Pencabutan izin (moratorium) Tambang Nikel di Raja Ampat !

Langkah dramatis Pemerintah Indonesia untuk mencabut izin tambang nikel di wilayah Raja Ampat menuai beragam tanggapan dari publik. Dikenal sebagai “surga terakhir di bumi”, Raja Ampat merupakan kawasan konservasi laut kelas dunia yang kini menjadi medan tarik-menarik antara kepentingan investasi dan komitmen pelestarian lingkungan. Sebagai analis politik, saya melihat pencabutan izin ini bukan sekadar kebijakan lingkungan, tapi juga cerminan ketegangan antara pusat dan daerah, antara ekonomi ekstraktif dan masa depan hijau Indonesia.

Latar Belakang Krisis Lingkungan dan Akar Masalah

Raja Ampat yang telah ditetapkan sebagai UNESCO Global Geopark pada 2023 menyimpan lebih dari 75% spesies karang dunia dan 1.600-an jenis ikan. Namun, aktivitas eksplorasi tambang nikel di beberapa pulau seperti Kawe, Manuran, dan Gag mulai mengusik keutuhan ekosistemnya. Greenpeace menyebut adanya deforestasi lebih dari 500 hektar serta potensi sedimentasi yang bisa merusak terumbu karang.
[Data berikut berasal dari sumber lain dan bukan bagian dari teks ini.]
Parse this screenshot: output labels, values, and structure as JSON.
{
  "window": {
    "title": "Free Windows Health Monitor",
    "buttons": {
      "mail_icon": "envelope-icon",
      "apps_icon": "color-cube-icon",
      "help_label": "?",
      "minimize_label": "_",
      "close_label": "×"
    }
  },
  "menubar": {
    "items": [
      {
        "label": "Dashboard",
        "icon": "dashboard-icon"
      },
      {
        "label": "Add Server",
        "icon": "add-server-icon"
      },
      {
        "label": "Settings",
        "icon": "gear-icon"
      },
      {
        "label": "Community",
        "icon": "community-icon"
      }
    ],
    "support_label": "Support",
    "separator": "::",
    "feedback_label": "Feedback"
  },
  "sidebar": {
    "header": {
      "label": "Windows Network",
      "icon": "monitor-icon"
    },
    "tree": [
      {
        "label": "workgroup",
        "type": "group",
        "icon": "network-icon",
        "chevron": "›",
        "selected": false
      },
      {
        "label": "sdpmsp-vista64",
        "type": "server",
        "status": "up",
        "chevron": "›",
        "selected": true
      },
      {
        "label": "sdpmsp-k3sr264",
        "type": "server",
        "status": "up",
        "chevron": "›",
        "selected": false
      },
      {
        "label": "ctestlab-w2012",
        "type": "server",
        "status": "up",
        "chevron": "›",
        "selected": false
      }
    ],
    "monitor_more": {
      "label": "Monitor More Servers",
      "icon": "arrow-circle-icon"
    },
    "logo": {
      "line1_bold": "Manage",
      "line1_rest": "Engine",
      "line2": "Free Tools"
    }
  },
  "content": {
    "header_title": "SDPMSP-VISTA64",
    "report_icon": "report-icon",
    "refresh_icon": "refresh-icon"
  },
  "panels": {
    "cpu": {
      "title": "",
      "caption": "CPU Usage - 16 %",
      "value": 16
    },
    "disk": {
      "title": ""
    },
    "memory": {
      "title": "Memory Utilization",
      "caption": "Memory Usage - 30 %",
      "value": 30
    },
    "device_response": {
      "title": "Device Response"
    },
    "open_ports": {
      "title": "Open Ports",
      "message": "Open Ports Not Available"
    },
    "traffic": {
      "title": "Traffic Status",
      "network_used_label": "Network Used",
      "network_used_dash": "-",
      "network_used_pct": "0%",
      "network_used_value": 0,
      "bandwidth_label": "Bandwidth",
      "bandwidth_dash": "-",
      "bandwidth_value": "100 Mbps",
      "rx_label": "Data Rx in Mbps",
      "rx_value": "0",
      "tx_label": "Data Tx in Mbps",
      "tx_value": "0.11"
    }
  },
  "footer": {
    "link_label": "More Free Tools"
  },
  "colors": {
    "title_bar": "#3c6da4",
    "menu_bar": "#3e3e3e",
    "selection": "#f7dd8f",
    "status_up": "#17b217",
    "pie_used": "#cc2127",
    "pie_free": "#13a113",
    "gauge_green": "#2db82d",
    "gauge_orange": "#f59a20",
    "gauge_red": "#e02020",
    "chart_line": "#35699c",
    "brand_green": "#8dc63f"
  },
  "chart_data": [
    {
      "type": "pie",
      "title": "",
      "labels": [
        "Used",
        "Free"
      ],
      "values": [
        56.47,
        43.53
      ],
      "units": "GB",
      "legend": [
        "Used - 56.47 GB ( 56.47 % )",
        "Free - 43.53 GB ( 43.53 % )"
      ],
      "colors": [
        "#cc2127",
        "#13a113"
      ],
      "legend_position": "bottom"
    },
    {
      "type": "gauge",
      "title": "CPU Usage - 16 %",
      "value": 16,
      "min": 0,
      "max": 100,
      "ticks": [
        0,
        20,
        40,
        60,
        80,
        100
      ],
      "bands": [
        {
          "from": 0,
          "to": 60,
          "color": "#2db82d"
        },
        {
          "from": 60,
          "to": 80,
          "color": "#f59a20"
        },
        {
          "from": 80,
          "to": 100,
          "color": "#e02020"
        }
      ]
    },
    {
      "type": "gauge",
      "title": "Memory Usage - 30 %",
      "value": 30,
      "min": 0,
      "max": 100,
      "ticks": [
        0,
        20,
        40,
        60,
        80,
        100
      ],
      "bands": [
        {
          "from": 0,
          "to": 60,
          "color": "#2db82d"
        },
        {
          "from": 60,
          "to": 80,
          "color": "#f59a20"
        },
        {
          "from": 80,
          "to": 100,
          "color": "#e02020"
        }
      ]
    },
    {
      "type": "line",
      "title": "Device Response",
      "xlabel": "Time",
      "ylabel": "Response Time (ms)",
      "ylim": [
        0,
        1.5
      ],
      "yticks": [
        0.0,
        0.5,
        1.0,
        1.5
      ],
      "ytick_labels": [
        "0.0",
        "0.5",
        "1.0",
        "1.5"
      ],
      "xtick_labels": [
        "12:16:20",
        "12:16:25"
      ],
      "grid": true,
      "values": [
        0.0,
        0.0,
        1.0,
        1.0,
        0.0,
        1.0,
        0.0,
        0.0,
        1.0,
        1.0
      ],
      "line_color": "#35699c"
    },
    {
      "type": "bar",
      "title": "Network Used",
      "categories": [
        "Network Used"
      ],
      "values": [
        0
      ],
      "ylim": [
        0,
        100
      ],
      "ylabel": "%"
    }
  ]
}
Ironisnya, izin usaha pertambangan (IUP) di kawasan ini sudah dikeluarkan sejak awal 2000-an oleh Pemerintah Kabupaten Raja Ampat dan Pemerintah Provinsi Papua Barat, sebelum kawasan ini mendapatkan status konservasi. Kala itu, izin diberikan kepada perusahaan seperti PT Anugerah Surya Pratama, PT Nurham, PT Mulia Raymond Perkasa, dan PT Kawei Sejahtera Mining.

Siapa yang Memberi Izin dan Kapan?

Sebagian besar izin diberikan antara tahun 2004 hingga 2013, ketika otoritas daerah masih memegang kewenangan penuh atas perizinan tambang. IUP ini diberikan tanpa kajian lingkungan yang memadai dan tidak dilengkapi dokumen seperti Analisis Mengenai Dampak Lingkungan (AMDAL) dan Rencana Kerja dan Anggaran Biaya (RKAB) yang disahkan pusat.

Ketika kewenangan perizinan tambang ditarik ke pusat pasca UU Cipta Kerja dan UU Minerba, izin-izin lama ini menjadi sorotan karena dinilai tidak lagi relevan dengan kebijakan tata ruang dan konservasi terkini.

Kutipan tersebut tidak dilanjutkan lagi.